用队列实现stack

用queue实现stack

题目要求: Implement the following operations

  • push(x) -- Push element x onto stack.
  • pop() -- Removes the element on top of the stack.
  • top() -- Get the top element.
  • empty() -- Return whether the stack is empty.

其中 use only standard operations of a queue -- which means only push to backpeek/pop from frontsize, and is emptyoperations are valid.

Depending on your language, queue may not be supported natively. You may simulate a queue by using a list or deque (double-ended queue), as long as you use only standard operations of a queue.

You may assume that all operations are valid (for example, no pop or top operations will be called on an empty stack).

 

方法1:用两个queue

用两个queue的话很容易实现,类似于用stack实现queue的思路。其中一个queue主要用于改变element顺序时,临时存储element。

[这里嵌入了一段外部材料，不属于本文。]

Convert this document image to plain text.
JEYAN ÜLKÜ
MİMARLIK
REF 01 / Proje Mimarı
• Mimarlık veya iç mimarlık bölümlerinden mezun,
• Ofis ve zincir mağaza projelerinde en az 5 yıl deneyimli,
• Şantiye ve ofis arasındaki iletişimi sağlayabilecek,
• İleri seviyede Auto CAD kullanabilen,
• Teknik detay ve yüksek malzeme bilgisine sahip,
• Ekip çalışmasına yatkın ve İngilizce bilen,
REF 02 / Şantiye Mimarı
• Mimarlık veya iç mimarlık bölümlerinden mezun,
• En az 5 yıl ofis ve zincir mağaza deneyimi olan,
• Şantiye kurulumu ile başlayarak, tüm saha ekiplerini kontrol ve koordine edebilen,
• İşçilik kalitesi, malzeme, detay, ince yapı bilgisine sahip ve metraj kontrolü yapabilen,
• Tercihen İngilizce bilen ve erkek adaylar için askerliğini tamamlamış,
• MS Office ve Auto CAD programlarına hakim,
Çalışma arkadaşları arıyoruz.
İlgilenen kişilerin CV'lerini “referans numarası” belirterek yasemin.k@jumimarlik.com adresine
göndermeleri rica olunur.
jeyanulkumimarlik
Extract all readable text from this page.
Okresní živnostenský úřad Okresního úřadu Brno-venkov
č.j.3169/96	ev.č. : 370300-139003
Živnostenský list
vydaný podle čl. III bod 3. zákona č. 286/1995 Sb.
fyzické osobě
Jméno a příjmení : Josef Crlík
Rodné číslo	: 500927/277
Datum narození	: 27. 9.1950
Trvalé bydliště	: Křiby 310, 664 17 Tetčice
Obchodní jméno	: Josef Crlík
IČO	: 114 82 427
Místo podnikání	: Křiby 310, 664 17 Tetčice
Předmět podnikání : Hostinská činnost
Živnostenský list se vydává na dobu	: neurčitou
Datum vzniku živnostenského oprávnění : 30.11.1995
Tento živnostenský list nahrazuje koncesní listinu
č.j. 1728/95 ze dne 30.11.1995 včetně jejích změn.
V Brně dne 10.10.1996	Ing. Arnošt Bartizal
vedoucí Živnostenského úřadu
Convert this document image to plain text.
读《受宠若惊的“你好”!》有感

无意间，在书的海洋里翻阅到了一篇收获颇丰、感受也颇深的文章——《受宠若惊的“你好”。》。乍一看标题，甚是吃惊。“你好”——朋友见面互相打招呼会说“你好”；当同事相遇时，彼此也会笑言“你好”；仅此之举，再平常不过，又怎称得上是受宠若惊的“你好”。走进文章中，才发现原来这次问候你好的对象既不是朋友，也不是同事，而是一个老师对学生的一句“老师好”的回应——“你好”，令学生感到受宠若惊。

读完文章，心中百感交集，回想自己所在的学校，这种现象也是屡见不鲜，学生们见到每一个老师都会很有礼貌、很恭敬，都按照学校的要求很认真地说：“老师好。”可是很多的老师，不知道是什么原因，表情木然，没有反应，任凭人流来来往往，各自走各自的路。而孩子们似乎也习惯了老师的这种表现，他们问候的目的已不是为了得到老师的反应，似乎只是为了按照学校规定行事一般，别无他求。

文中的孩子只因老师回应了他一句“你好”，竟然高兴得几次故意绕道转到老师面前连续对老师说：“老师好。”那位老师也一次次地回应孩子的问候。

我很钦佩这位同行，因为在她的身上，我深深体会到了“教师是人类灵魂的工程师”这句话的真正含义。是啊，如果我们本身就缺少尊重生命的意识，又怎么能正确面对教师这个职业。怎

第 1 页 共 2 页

Solution 1 : making pop operation costly

pop和top时,因为需要取最后一个,需要把q中前面的移动到q2中。

In push operation, the new element is always enqueued to q1.
In pop() operation, if q2 is empty then all the elements except the last, are moved to q2.
Finally the last element is dequeued from q1 and returned.

push(s, x)
1) Enqueue x to q1 (assuming size of q1 is unlimited).

pop(s)
1) One by one dequeue everything except the last element from q1 and enqueue to q2.
2) Dequeue the last item of q1, the dequeued item is result, store it.
3) Swap the names of q1 and q2
4) Return the item stored in step 2.
// Swapping of names is done to avoid one more movement of all elements from q2 to q1.

class MyStack {
    //update when pop and top operation
    //solution 2: can update when push
    Queue<Integer> q = new LinkedList<Integer>();
    Queue<Integer> q2 = new LinkedList<Integer>();
    
    // Push element x onto stack.
    public void push(int x) {
        q.offer(x);
    }

    // Removes the element on top of the stack.
    public void pop() {
        while(q.size() > 1){//all element to q2 except last element
            q2.offer(q.poll());
        }
        
        int last= q.poll();
        //no need to push back, can just swap name of the two queue
        q = q2;
        q2 = new LinkedList<Integer>();
        
    }

    // Get the top element.
    public int top() {
         
         while(q.size() > 1){//all element to q2 except last element
           
            q2.offer(q.poll());
        }
        int last = q.poll();
        q2.offer(last);
        //no need to push back, can just swap name of the two queue
        q = q2;
        q2 = new LinkedList<Integer>();
        return last;
    }

    // Return whether the stack is empty.
    public boolean empty() {
        return q.isEmpty();
    }
}
View Code

 

Solution 2: Make push operation costly

push添加元素x的时候,加到q2,然后再把q中剩余添加到q2中x后面,这样就实现了LIFO。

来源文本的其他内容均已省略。